The researchers created a hypothetical population of females, focusing on just one sex for simplicity, and followed them as they faced the challenges of living. The researchers plugged in data on things like a newborn’s brain size and the energy costs of the brain and reproductive organs. And they simulated tasks that resemble the environmental and social challenges included in theories about brain evolution.
The computer pondered how the pressures of each challenge might affect changes of brain size over time. Drawing on evolutionary theory, it calculated how much energy the females would be expected to invest in growing the brain versus other tissues under the different challenges. It found that stronger mental demands tended to produce bigger brains.
Gonzalez-Forero said he and Gardner expected a strong contribution to bigger brains from social challenges, which he said has been the favorite idea for decades.
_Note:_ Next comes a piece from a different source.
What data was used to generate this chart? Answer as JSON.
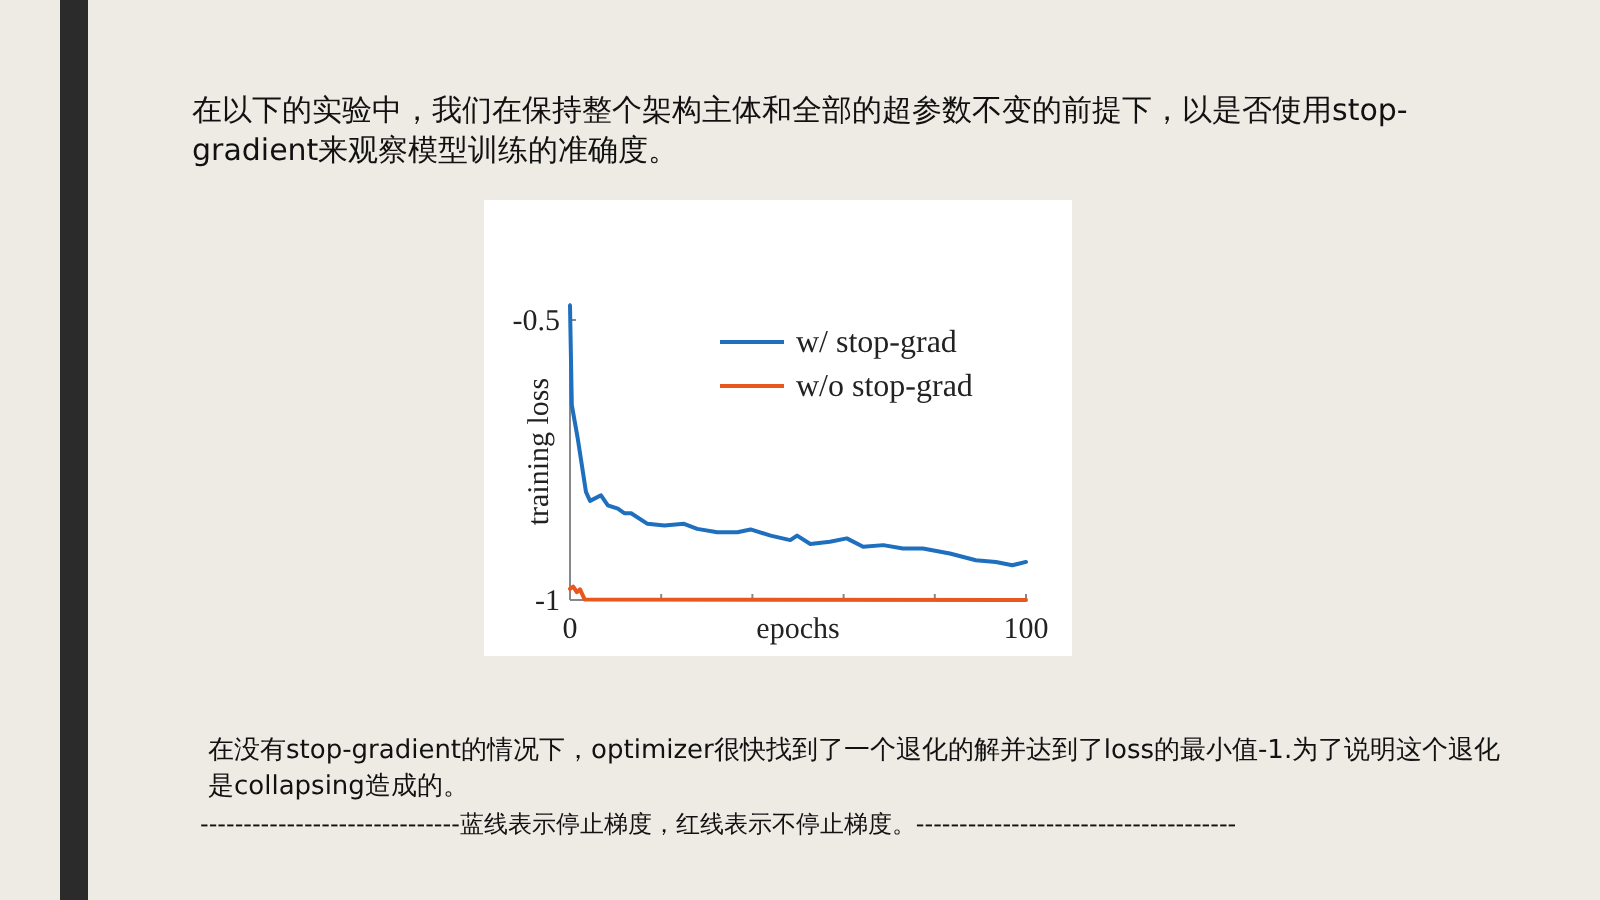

But their surprise, the computer said about 60 percent of the effect on boosting brain size came from an individual dealing with the environment on one’s own, as in finding, storing and cooking food, and making stone tools. Another 30 percent came from cooperating to deal with the environment, such as banding together to hunt. The final 10 percent from competition between groups of people.
While the study didn’t specifically look at the impact of cultural tasks, it gave evidence of a substantial influence from them, too, Gonzalez-Forero said. He plans to assess cultural factors in the future.
In any case, the results are not intended to be the final word, but rather an encouragement for other researchers to use computer simulation for studying the question of brain size. Much exciting work remains to be done, he said.
Experts unconnected to the study were skeptical of the conclusions.
Dean Falk, a brain-evolution expert at Florida State University, said the work doesn’t assess the longstanding hypothesis that the development of language may have driven expansion of the brain. Gonzalez-Forero said the language idea is to some extent part of the cultural factors that remain to be addressed.
Falk also said the simulation strategy may have overemphasized the role of energy demands in influencing brain growth.
Robin Dunbar, a professor of evolutionary psychology at Oxford University, and paleoanthropologist Richard Potts of the Smithsonian Institution said they didn’t think the simulation adequately mimicked the lives our ancestors lived.